In which my response, and likely Roger's, is yes. Sure, most of us look at past discrimination with disdain and wish that things would have occurred differently. We should never judge a book by its cover, but rather by what is inside. But, we should learn to forgive in order to make progress -the objective is to move forward. By permitting preferential treatment for one or a few groups, we are discriminating against other groups, which is not a path towards progress. According to Byrd's claim that we need to make up for past discrimination, almost every group today needs to be given preferential treatment. But if every group receives preferential treatment, then where does that leave us? Basically, all preferences cancel out to produce an arena for equal opportunity that is based on merit.

I whole-heartedly support the notion of equal opportunity, but not entitlement. America was founded by immigrants who flocked here because of the opportunity to make a better living through hard work, not to mention the right to avoid religious oppression. Egalitarian principles is what made this nation great. One of the great moral teachings of Christianity is that we must learn to forgive past hurt in order to make progress in our spiritual lives with God. Whether you are religious or not, forgiveness is a sound moral principle that leads to progress, and is equally applicable to society and the economy. Where would the world be if the Japanese did not forgive the Americans, if the Americans did not forgive the British, or if the confederate states did not forgive the north? My guess is that the world would likely be filled with much more violence, hate and societal stagnation than exists today.

By permitting affirmative action policies, we are perpetuating the problem by discriminating against different groups. It is an attempt at social engineering that is simply bad policy. No policy should pick the winners and losers. By doing so, we are only breeding disdain of the new victims of discrimination, while attempting to appease the previous victims. The long-run outcome, like other policies that pick winners and losers, will be chalked full of unintended consequences that will further distort the notion of equal opportunity.

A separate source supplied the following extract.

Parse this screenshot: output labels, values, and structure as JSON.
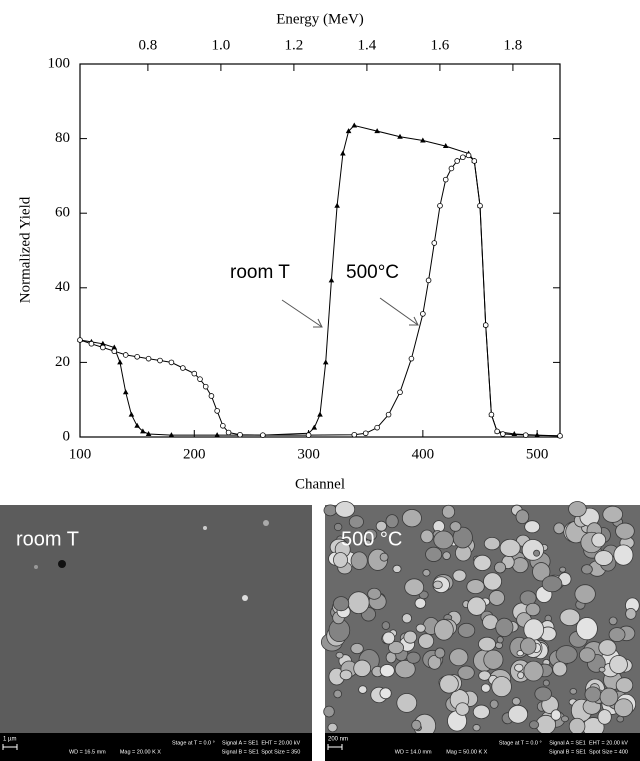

In terms of higher education, we should judge applicants by their merits and potential to succeed, not by the color of their skin, religious beliefs or sexual organs. Colleges benefit by admitting and graduating the strongest possible students, and organizations benefit by hiring and promoting the strongest possible employees, without regards to skin color or religious beliefs. Economic theory suggests that wage discrimination is inefficient, as it costs organizations more when they engage in discrimination, whether it be racial, gender, ethnic, height, etc., because it distorts wage levels. Moral principles and economic theory agree that equal opportunity is a great ethos, and that discrimination is a horrible one.

1 comment:

Steve said...

They do have a valid complaint that the critera we use to determine "merit" isn't exactly a measure of intelligence or ability.

SAT scores correlated too much with income and the school you attended to be a good measure of your innate ability. Resume-building acitivites are obviously strongly influenced by culture.

I had a friend who was saying it was easier for me to get into the school we go to because I went to a normal public high school whereas he went to a private school. He said this was a type of oblique "class" affirmative action (I'm white). But look at the data: I had to have a much more impressive record agianst my peers to get considered. I have to best the best student at my school in the past few years, he just had to be in the top-10% at his. My theory predicts that people like me will have higher GPAs in college and lo and behold it was true in our case.